Q. But keeping it home only costs depreciation equal to inflation, why take risk and lose it all? You still have a low-risk option. Buyer beware.
A. To this, you have to answer: dear economist, have you heard of keeping up with the Johnsons? When the whole world is doing something it is very hard to be contrarian. Economists should know this, if there were a bunch that blathered unthinkingly in unison, it is them.

I too try to invest and make money. I however do not believe the markets are efficient; that humans are rational; or anything else. I do it because I do not want to lose out sitting on cash. But I know I am frankly gambling and hoping to be slightly more intelligent - or luckier - than the next guy.

I wish the financial sector and the freshwater economists who encouraged them would be as humble.  Oh wait, if they were, they'd have no value proposition, no job and no respect.

Smug bug

I recently got together with two strangers: a charming young boy of maybe 26 with a speech impediment and a self-righteous twat of maybe 26 as well.

The twat, of course, was an economist. Ironically both of them were put in touch with me by their mentor, an economist running a think tank in an emerging economy, who was far humbler than his protege-twat.

We went through the usual stuff one always does with an economist who is sipping Sprite:

1) We just try to "maximize" a function. And that function need not be GDP.
2) If you don't like the system, don't invest.
3) When the recently-turned-banker self-deprecatingly said he didn't really think he was worth what he was for selling bonds: "But that's your marginal productivity and so you deserve it"

Because of these types of people, I have decided to start a new blog. And here is the first entry.

1) You can try to maximize and minimize all you want, and call yourself an economist of any stripe - labor, welfare, social, political - but your science is more "social" than "science". You could do everything you do today and make me gush with warm feelings for your ilk if you simply admitted for one moment that you cannot predict the economy the way I can predict how long it'll take an apple to hit the ground from 10 feet, not even to the flawed Newtonian precision. Instead of proudly declaring other aspects of life - such as social stability, pets and love - irrelevant to your maximizing function, declare it humbly and admit that you cannot model any of those, even though people are trading off between those and "money". Welcome to the real world.

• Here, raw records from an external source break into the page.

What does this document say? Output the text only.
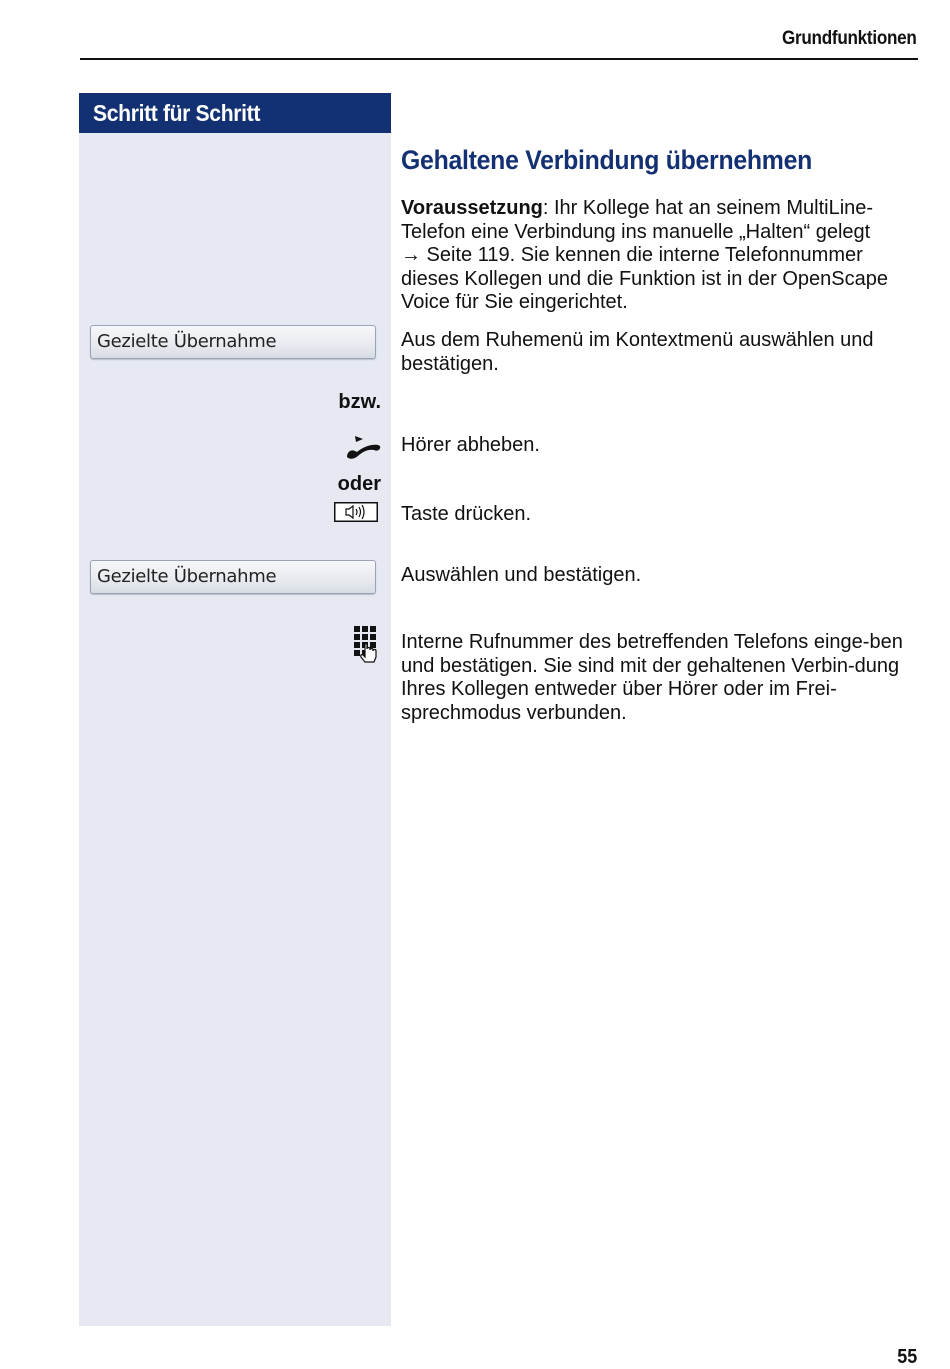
Grundfunktionen
Schritt für Schritt
Gehaltene Verbindung übernehmen
Voraussetzung: Ihr Kollege hat an seinem MultiLine-Telefon eine Verbindung ins manuelle „Halten“ gelegt
→ Seite 119. Sie kennen die interne Telefonnummer dieses Kollegen und die Funktion ist in der OpenScape Voice für Sie eingerichtet.
Gezielte Übernahme	Aus dem Ruhemenü im Kontextmenü auswählen und bestätigen.
bzw.
Hörer abheben.
oder
Taste drücken.
Gezielte Übernahme	Auswählen und bestätigen.
Interne Rufnummer des betreffenden Telefons einge-ben und bestätigen. Sie sind mit der gehaltenen Verbin-dung Ihres Kollegen entweder über Hörer oder im Frei-sprechmodus verbunden.
55
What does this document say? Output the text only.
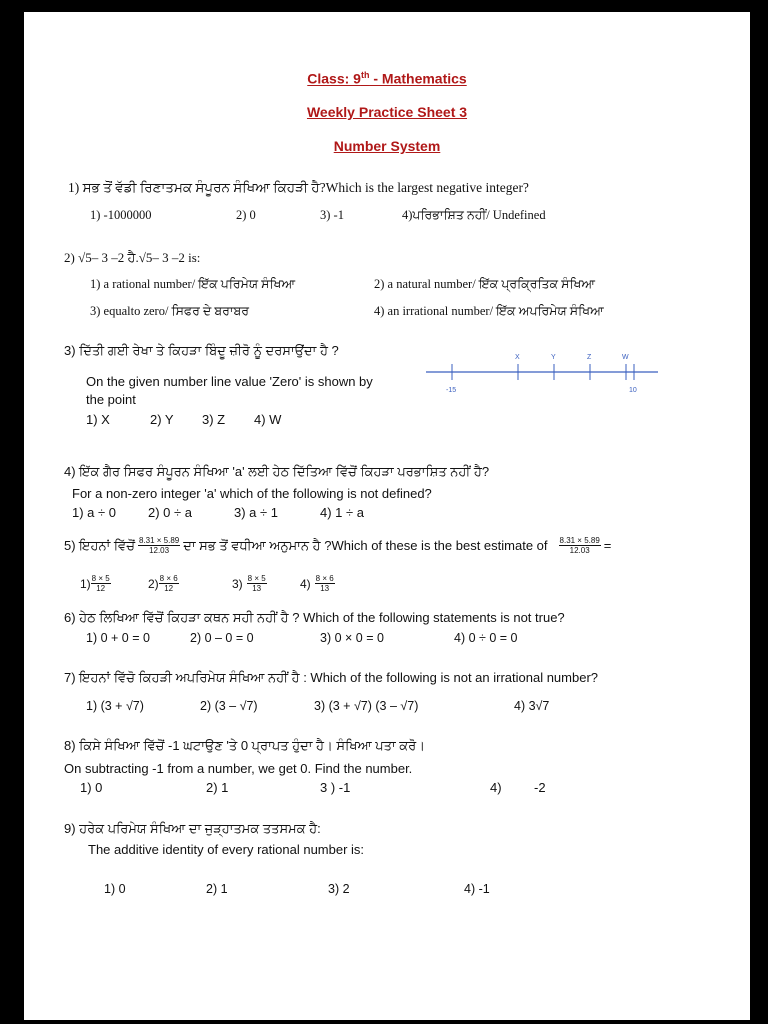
Class: 9th - Mathematics
Weekly Practice Sheet 3
Number System
1) ਸਭ ਤੋਂ ਵੱਡੀ ਰਿਣਾਤਮਕ ਸੰਪੂਰਨ ਸੰਖਿਆ ਕਿਹੜੀ ਹੈ?Which is the largest negative integer?
1) -1000000	2) 0	3) -1	4)ਪਰਿਭਾਸ਼ਿਤ ਨਹੀਂ/ Undefined
2) √5– 3 –2 ਹੈ.√5– 3 –2 is:
1) a rational number/ ਇੱਕ ਪਰਿਮੇਯ ਸੰਖਿਆ	2) a natural number/ ਇੱਕ ਪ੍ਰਕ੍ਰਿਤਿਕ ਸੰਖਿਆ
3) equalto zero/ ਸਿਫਰ ਦੇ ਬਰਾਬਰ	4) an irrational number/ ਇੱਕ ਅਪਰਿਮੇਯ ਸੰਖਿਆ
3) ਦਿੱਤੀ ਗਈ ਰੇਖਾ ਤੇ ਕਿਹੜਾ ਬਿੰਦੂ ਜ਼ੀਰੋ ਨੂੰ ਦਰਸਾਉਂਦਾ ਹੈ ?
On the given number line value 'Zero' is shown by
the point
1) X	2) Y 3) Z 4) W
-15	10
X	Y	Z	W
4) ਇੱਕ ਗੈਰ ਸਿਫਰ ਸੰਪੂਰਨ ਸੰਖਿਆ 'a' ਲਈ ਹੇਠ ਦਿੱਤਿਆ ਵਿੱਚੋਂ ਕਿਹੜਾ ਪਰਭਾਸ਼ਿਤ ਨਹੀਂ ਹੈ?
For a non-zero integer 'a' which of the following is not defined?
1) a ÷ 0 2) 0 ÷ a	3) a ÷ 1	4) 1 ÷ a
5) ਇਹਨਾਂ ਵਿੱਚੋਂ $\frac{8.31 \times 5.89}{12.03}$ ਦਾ ਸਭ ਤੋਂ ਵਧੀਆ ਅਨੁਮਾਨ ਹੈ ?Which of these is the best estimate of $\frac{8.31 \times 5.89}{12.03}$ =
$1) \frac{8 \times 5}{12}$	$2) \frac{8 \times 6}{12}$	$3) \frac{8 \times 5}{13}$	$4) \frac{8 \times 6}{13}$
6) ਹੇਠ ਲਿਖਿਆ ਵਿੱਚੋਂ ਕਿਹੜਾ ਕਥਨ ਸਹੀ ਨਹੀਂ ਹੈ ? Which of the following statements is not true?
1) 0 + 0 = 0	2) 0 – 0 = 0	3) 0 × 0 = 0	4) 0 ÷ 0 = 0
7) ਇਹਨਾਂ ਵਿੱਚੋ ਕਿਹੜੀ ਅਪਰਿਮੇਯ ਸੰਖਿਆ ਨਹੀਂ ਹੈ : Which of the following is not an irrational number?
1) (3 + √7)	2) (3 – √7)	3) (3 + √7) (3 – √7)	4) 3√7
8) ਕਿਸੇ ਸੰਖਿਆ ਵਿੱਚੋਂ -1 ਘਟਾਉਣ 'ਤੇ 0 ਪ੍ਰਾਪਤ ਹੁੰਦਾ ਹੈ। ਸੰਖਿਆ ਪਤਾ ਕਰੋ।
On subtracting -1 from a number, we get 0. Find the number.
1) 0	2) 1	3 ) -1	4) -2
9) ਹਰੇਕ ਪਰਿਮੇਯ ਸੰਖਿਆ ਦਾ ਜੁੜ੍ਹਾਤਮਕ ਤਤਸਮਕ ਹੈ:
The additive identity of every rational number is:
1) 0	2) 1	3) 2	4) -1
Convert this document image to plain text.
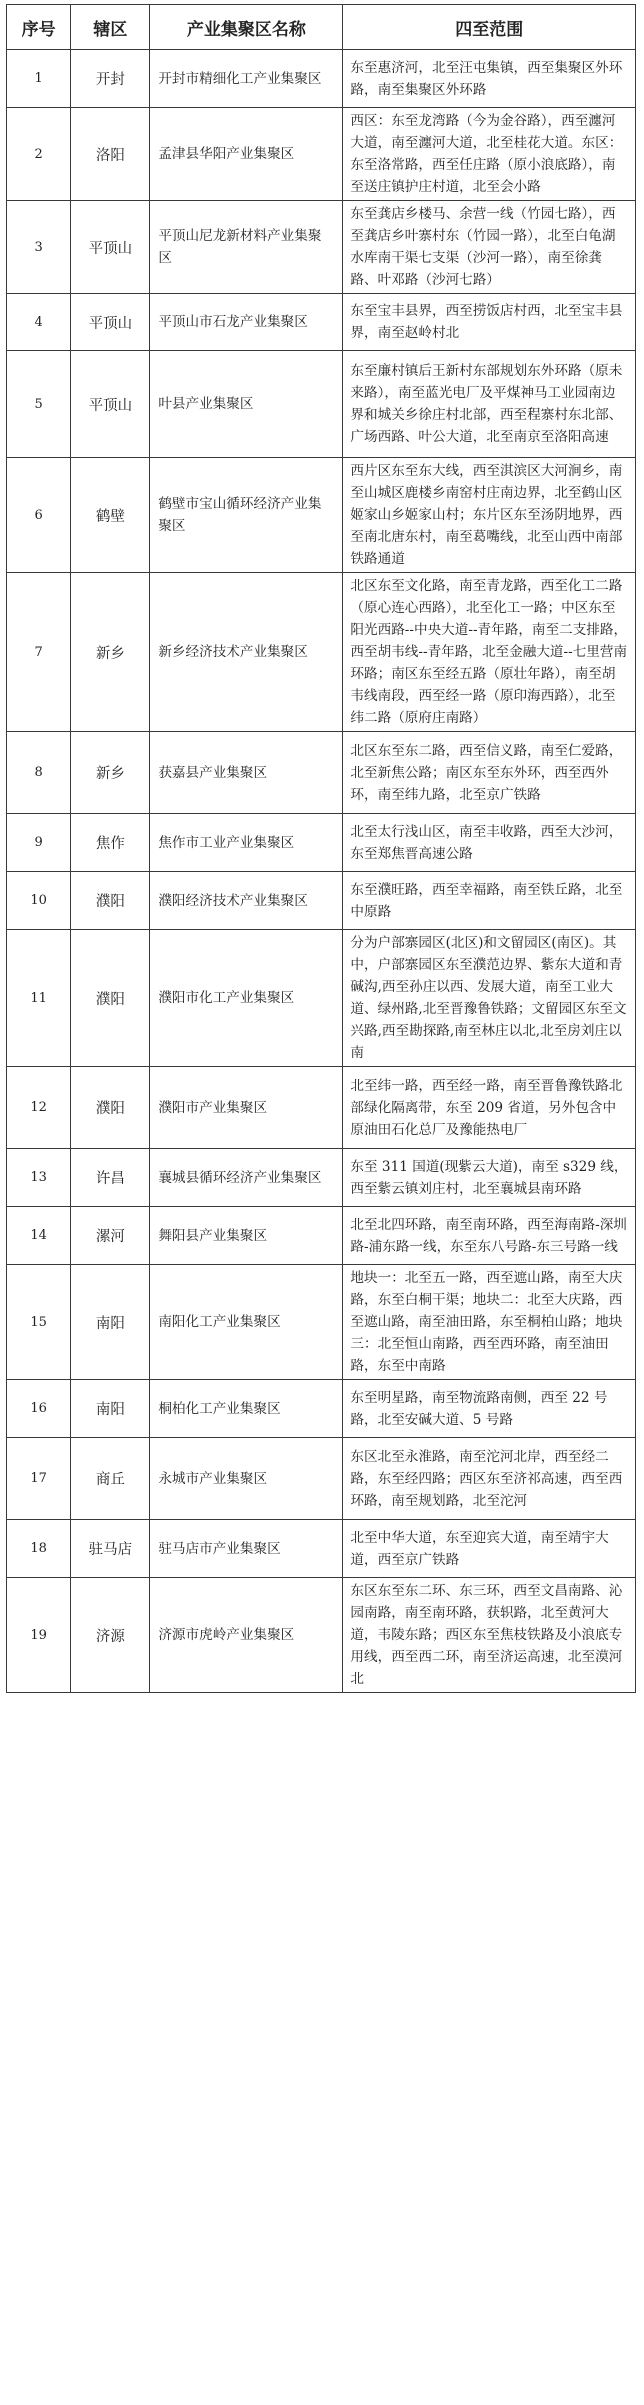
序号	辖区	产业集聚区名称	四至范围
1	开封	开封市精细化工产业集聚区	东至惠济河，北至汪屯集镇，西至集聚区外环路，南至集聚区外环路
2	洛阳	孟津县华阳产业集聚区	西区：东至龙湾路（今为金谷路），西至瀍河大道，南至瀍河大道，北至桂花大道。东区：东至洛常路，西至任庄路（原小浪底路），南至送庄镇护庄村道，北至会小路
3	平顶山	平顶山尼龙新材料产业集聚区	东至龚店乡楼马、余营一线（竹园七路），西至龚店乡叶寨村东（竹园一路），北至白龟湖水库南干渠七支渠（沙河一路），南至徐龚路、叶邓路（沙河七路）
4	平顶山	平顶山市石龙产业集聚区	东至宝丰县界，西至捞饭店村西，北至宝丰县界，南至赵岭村北
5	平顶山	叶县产业集聚区	东至廉村镇后王新村东部规划东外环路（原未来路），南至蓝光电厂及平煤神马工业园南边界和城关乡徐庄村北部，西至程寨村东北部、广场西路、叶公大道，北至南京至洛阳高速
6	鹤壁	鹤壁市宝山循环经济产业集聚区	西片区东至东大线，西至淇滨区大河涧乡，南至山城区鹿楼乡南窑村庄南边界，北至鹤山区姬家山乡姬家山村；东片区东至汤阴地界，西至南北唐东村，南至葛嘴线，北至山西中南部铁路通道
7	新乡	新乡经济技术产业集聚区	北区东至文化路，南至青龙路，西至化工二路（原心连心西路），北至化工一路；中区东至阳光西路--中央大道--青年路，南至二支排路，西至胡韦线--青年路，北至金融大道--七里营南环路；南区东至经五路（原壮年路），南至胡韦线南段，西至经一路（原印海西路），北至纬二路（原府庄南路）
8	新乡	获嘉县产业集聚区	北区东至东二路，西至信义路，南至仁爱路，北至新焦公路；南区东至东外环，西至西外环，南至纬九路，北至京广铁路
9	焦作	焦作市工业产业集聚区	北至太行浅山区，南至丰收路，西至大沙河，东至郑焦晋高速公路
10	濮阳	濮阳经济技术产业集聚区	东至濮旺路，西至幸福路，南至铁丘路，北至中原路
11	濮阳	濮阳市化工产业集聚区	分为户部寨园区(北区)和文留园区(南区)。其中，户部寨园区东至濮范边界、紫东大道和青碱沟,西至孙庄以西、发展大道，南至工业大道、绿州路,北至晋豫鲁铁路；文留园区东至文兴路,西至勘探路,南至林庄以北,北至房刘庄以南
12	濮阳	濮阳市产业集聚区	北至纬一路，西至经一路，南至晋鲁豫铁路北部绿化隔离带，东至 209 省道，另外包含中原油田石化总厂及豫能热电厂
13	许昌	襄城县循环经济产业集聚区	东至 311 国道(现紫云大道)，南至 s329 线，西至紫云镇刘庄村，北至襄城县南环路
14	漯河	舞阳县产业集聚区	北至北四环路，南至南环路，西至海南路-深圳路-浦东路一线，东至东八号路-东三号路一线
15	南阳	南阳化工产业集聚区	地块一：北至五一路，西至遮山路，南至大庆路，东至白桐干渠；地块二：北至大庆路，西至遮山路，南至油田路，东至桐柏山路；地块三：北至恒山南路，西至西环路，南至油田路，东至中南路
16	南阳	桐柏化工产业集聚区	东至明星路，南至物流路南侧，西至 22 号路，北至安碱大道、5 号路
17	商丘	永城市产业集聚区	东区北至永淮路，南至沱河北岸，西至经二路，东至经四路；西区东至济祁高速，西至西环路，南至规划路，北至沱河
18	驻马店	驻马店市产业集聚区	北至中华大道，东至迎宾大道，南至靖宇大道，西至京广铁路
19	济源	济源市虎岭产业集聚区	东区东至东二环、东三环，西至文昌南路、沁园南路，南至南环路，获轵路，北至黄河大道，韦陵东路；西区东至焦枝铁路及小浪底专用线，西至西二环，南至济运高速，北至漠河北
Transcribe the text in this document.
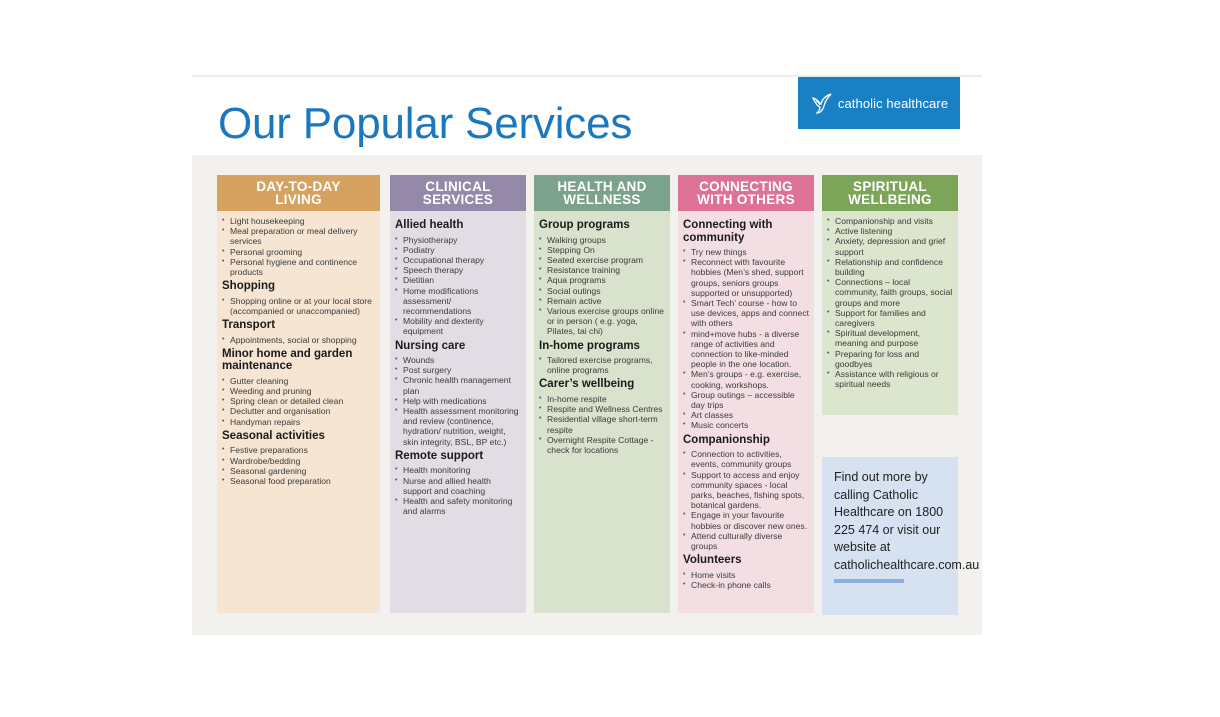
Our Popular Services	catholic healthcare
DAY-TO-DAY
LIVING
• Light housekeeping
• Meal preparation or meal delivery services
• Personal grooming
• Personal hygiene and continence products
Shopping
• Shopping online or at your local store (accompanied or unaccompanied)
Transport
• Appointments, social or shopping
Minor home and garden maintenance
• Gutter cleaning
• Weeding and pruning
• Spring clean or detailed clean
• Declutter and organisation
• Handyman repairs
Seasonal activities
• Festive preparations
• Wardrobe/bedding
• Seasonal gardening
• Seasonal food preparation
CLINICAL
SERVICES
Allied health
• Physiotherapy
• Podiatry
• Occupational therapy
• Speech therapy
• Dietitian
• Home modifications assessment/ recommendations
• Mobility and dexterity equipment
Nursing care
• Wounds
• Post surgery
• Chronic health management plan
• Help with medications
• Health assessment monitoring and review (continence, hydration/ nutrition, weight, skin integrity, BSL, BP etc.)
Remote support
• Health monitoring
• Nurse and allied health support and coaching
• Health and safety monitoring and alarms
HEALTH AND
WELLNESS
Group programs
• Walking groups
• Stepping On
• Seated exercise program
• Resistance training
• Aqua programs
• Social outings
• Remain active
• Various exercise groups online or in person ( e.g. yoga, Pilates, tai chi)
In-home programs
• Tailored exercise programs, online programs
Carer’s wellbeing
• In-home respite
• Respite and Wellness Centres
• Residential village short-term respite
• Overnight Respite Cottage - check for locations
CONNECTING
WITH OTHERS
Connecting with community
• Try new things
• Reconnect with favourite hobbies (Men’s shed, support groups, seniors groups supported or unsupported)
• Smart Tech’ course - how to use devices, apps and connect with others
• mind+move hubs - a diverse range of activities and connection to like-minded people in the one location.
• Men’s groups - e.g. exercise, cooking, workshops.
• Group outings – accessible day trips
• Art classes
• Music concerts
Companionship
• Connection to activities, events, community groups
• Support to access and enjoy community spaces - local parks, beaches, fishing spots, botanical gardens.
• Engage in your favourite hobbies or discover new ones.
• Attend culturally diverse groups
Volunteers
• Home visits
• Check-in phone calls
SPIRITUAL
WELLBEING
• Companionship and visits
• Active listening
• Anxiety, depression and grief support
• Relationship and confidence building
• Connections – local community, faith groups, social groups and more
• Support for families and caregivers
• Spiritual development, meaning and purpose
• Preparing for loss and goodbyes
• Assistance with religious or spiritual needs

Find out more by calling Catholic Healthcare on 1800 225 474 or visit our website at catholichealthcare.com.au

2) I can't take really take my money out of the system, you stupid cunt. (Actually I am largely in cash, but more due to laziness). If it were a gold-backed currency whereby the printers of money cannot continuously debase the currency, I would love to keep my ounce of gold at home. Fiat money and the "desire" of central bankers to keep "moderate inflation" - which is protecting borrowers at the expense of savers - mean I do not have an option but see my money depreciate in the bank or get wiped out every time the system blows up. Also, deflation is not bad, it is only frowned upon because it hurts borrowers and we are so addicted to credit we cannot fathom an alternate world view. And no matter how you trumpet buyer-beware, the fact is that millions of people have no individual control over their money and the securities it is invested in. This is why there is no real challenge to the corporate / managerial plutocracy from shareholders today. Institutions that manage that pension money, your savings, etc, not always maliciously, have destroyed great wealth because they are simply not capable of standing up the way an actual shareholder does. If you invested, you'd do it solely to see returns - you're not going to be paid to invest your own money. They get paid a salary. A big fat one. I can't see the alignment of interest. So please do not tell me to take my money out of the system.

3) Tulips. To everyone who comes up and says a) a banker's salary is a direct result of his productivity and b) the market has judged that his marginal productivity is ___. Please shut them up by pointing out no one really still knows what the productivity of an extra bulb of tulip was but it sure did not stop them from selling their homes to buy one.